During their prime, The Primitives got to release three albums—Lovely (1988), Pure (1989), and Galore (1991), until their disbandment in 1992. They since reformed in 2009, and in 2012 released the all-covers Echoes and Rhymes, their first full-length in twenty-one years. Two years after, another album was unleashed, the recently released Spin-O-Rama. Considering the sound of these two comeback albums, the band seemed to have not really aged or gone on a hiatus and its members have not been affected much by whatever changes in musical landscape have occurred in the mainstream for the last twenty years. The trademark jangly, subtly fuzzy, and melodic sound and cutesy voice behind The Primitives is as vibrantly present as ever. Such stylistic consistency is certainly one of the band’s traits that have endeared them to their longtime fans, and this same sonic identity will be what newer and younger enthusiasts of the genre will love them for.
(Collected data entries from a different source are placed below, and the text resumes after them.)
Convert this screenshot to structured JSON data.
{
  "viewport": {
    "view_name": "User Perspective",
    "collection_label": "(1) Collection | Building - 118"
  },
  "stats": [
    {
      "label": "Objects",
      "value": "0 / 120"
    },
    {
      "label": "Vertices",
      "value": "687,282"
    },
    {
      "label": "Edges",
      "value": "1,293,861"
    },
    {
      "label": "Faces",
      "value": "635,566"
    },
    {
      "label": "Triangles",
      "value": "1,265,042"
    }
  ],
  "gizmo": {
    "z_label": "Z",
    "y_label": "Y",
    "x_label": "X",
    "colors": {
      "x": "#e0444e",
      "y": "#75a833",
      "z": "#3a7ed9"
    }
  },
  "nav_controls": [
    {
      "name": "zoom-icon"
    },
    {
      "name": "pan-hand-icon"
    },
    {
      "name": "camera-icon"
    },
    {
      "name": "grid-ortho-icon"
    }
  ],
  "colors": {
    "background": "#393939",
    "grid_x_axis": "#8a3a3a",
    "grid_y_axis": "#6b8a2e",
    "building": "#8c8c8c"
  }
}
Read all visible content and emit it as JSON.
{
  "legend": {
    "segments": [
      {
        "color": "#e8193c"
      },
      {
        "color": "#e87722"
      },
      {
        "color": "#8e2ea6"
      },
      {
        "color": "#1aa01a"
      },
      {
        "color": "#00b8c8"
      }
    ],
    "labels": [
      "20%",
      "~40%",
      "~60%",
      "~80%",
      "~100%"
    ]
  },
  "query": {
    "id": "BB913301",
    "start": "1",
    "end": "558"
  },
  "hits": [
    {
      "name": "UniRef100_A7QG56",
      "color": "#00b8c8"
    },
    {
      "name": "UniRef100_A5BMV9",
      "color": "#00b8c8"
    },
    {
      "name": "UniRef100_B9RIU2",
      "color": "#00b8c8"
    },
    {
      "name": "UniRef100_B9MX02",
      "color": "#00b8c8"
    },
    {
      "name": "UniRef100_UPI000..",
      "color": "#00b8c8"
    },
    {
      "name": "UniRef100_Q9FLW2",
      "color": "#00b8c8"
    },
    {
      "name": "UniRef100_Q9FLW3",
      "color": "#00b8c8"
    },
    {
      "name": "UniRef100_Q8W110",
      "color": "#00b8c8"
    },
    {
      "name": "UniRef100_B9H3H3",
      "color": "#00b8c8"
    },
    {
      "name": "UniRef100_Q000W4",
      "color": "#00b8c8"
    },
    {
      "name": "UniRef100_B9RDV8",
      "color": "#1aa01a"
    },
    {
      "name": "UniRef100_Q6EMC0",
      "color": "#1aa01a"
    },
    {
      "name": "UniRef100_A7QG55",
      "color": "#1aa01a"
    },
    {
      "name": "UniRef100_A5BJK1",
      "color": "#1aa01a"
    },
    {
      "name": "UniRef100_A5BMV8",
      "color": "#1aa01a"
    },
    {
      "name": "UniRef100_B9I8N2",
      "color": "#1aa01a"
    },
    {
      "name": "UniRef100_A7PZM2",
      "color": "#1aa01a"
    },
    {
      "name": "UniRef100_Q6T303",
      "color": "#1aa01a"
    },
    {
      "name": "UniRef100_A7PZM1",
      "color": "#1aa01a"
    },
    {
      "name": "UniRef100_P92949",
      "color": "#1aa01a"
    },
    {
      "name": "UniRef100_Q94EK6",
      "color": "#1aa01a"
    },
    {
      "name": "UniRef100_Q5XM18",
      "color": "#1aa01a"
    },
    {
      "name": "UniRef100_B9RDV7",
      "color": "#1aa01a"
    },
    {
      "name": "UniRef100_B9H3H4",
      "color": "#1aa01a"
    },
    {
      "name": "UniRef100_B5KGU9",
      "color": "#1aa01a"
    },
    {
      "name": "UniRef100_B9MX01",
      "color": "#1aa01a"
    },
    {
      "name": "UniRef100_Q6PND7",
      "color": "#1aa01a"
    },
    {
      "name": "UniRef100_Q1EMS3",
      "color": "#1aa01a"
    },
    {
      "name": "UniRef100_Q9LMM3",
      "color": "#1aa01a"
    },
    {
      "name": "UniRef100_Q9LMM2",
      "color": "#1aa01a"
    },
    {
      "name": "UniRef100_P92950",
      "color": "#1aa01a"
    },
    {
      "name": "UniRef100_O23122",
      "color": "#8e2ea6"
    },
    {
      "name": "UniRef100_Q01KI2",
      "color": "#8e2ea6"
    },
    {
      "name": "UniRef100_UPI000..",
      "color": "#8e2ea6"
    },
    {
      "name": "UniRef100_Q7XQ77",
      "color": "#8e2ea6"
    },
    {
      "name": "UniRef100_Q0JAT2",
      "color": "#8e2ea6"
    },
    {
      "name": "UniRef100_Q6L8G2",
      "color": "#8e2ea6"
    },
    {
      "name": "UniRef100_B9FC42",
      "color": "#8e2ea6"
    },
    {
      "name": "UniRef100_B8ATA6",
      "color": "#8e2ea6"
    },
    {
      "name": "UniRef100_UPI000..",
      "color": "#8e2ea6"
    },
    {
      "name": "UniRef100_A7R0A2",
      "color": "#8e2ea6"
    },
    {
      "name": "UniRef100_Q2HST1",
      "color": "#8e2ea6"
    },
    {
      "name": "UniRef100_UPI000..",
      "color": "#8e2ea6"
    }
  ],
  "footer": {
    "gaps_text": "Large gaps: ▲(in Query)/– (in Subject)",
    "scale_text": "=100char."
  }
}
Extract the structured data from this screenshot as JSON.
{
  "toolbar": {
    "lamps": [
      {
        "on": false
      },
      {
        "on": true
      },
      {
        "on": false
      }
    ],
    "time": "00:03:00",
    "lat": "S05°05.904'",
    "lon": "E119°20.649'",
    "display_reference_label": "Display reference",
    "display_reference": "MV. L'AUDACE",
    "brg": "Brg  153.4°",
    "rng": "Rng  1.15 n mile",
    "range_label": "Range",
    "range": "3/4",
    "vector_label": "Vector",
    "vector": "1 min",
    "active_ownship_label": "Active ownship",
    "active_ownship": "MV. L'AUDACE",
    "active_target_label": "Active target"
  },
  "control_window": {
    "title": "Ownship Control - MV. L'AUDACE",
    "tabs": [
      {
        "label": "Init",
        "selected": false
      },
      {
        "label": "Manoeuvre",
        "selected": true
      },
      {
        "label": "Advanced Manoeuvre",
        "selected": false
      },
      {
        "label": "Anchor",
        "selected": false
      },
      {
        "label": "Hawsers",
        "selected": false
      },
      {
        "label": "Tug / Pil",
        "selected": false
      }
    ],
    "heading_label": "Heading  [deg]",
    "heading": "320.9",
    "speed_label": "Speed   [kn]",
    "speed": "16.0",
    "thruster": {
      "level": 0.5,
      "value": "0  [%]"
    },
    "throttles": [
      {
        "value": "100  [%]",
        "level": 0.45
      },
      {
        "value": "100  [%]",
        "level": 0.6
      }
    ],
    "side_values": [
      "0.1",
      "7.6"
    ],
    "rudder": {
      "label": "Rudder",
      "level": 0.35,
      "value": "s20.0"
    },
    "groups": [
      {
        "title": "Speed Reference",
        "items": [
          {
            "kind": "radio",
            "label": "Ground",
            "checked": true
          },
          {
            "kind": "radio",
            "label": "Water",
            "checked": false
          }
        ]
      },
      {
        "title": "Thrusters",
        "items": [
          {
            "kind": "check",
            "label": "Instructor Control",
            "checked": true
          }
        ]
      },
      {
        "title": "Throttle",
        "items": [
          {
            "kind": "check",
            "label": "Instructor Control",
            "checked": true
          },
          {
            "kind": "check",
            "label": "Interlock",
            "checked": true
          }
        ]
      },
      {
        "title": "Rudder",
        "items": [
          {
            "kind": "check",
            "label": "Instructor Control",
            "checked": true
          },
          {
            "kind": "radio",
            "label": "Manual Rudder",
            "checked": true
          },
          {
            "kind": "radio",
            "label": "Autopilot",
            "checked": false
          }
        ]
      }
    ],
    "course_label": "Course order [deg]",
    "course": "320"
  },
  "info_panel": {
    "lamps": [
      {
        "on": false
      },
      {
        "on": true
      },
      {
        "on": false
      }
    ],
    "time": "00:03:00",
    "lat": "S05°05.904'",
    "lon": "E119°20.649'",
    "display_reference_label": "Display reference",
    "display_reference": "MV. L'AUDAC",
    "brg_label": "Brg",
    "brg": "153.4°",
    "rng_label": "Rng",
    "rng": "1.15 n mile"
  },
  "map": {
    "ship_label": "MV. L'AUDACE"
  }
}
Entitled Spin-O-Rama, The Primitives’ latest, fifth offering was released on October 13, 2014. It opens with the rapturous sugary Pop Punk of the title track; with its pristine plucked guitar, melodic bass lines, frenetic drumbeats, and saccharine voice, The Primitives and their distinctive sound are definitely back. Following next, in similar yet less urgent heartbeat, is “Hidden in the Shadows,” whose thinly slicing, razor-sharp angular guitar strums and trebley bass rolls complement Tracy’s voice in a balance of blissful agony. And then Court steps in to take his turn on the microphone as he sings the organ-drenched “Wednesday World,” whose short and simple structure suits well its relatively slow tempo. “Follow the Sun Down” enters with a Led Zeppelin vibes albeit expressed in miniature and coy terms; its metallic sheen afterwards filed out of its rough edges by the keyboard’s celesta sound.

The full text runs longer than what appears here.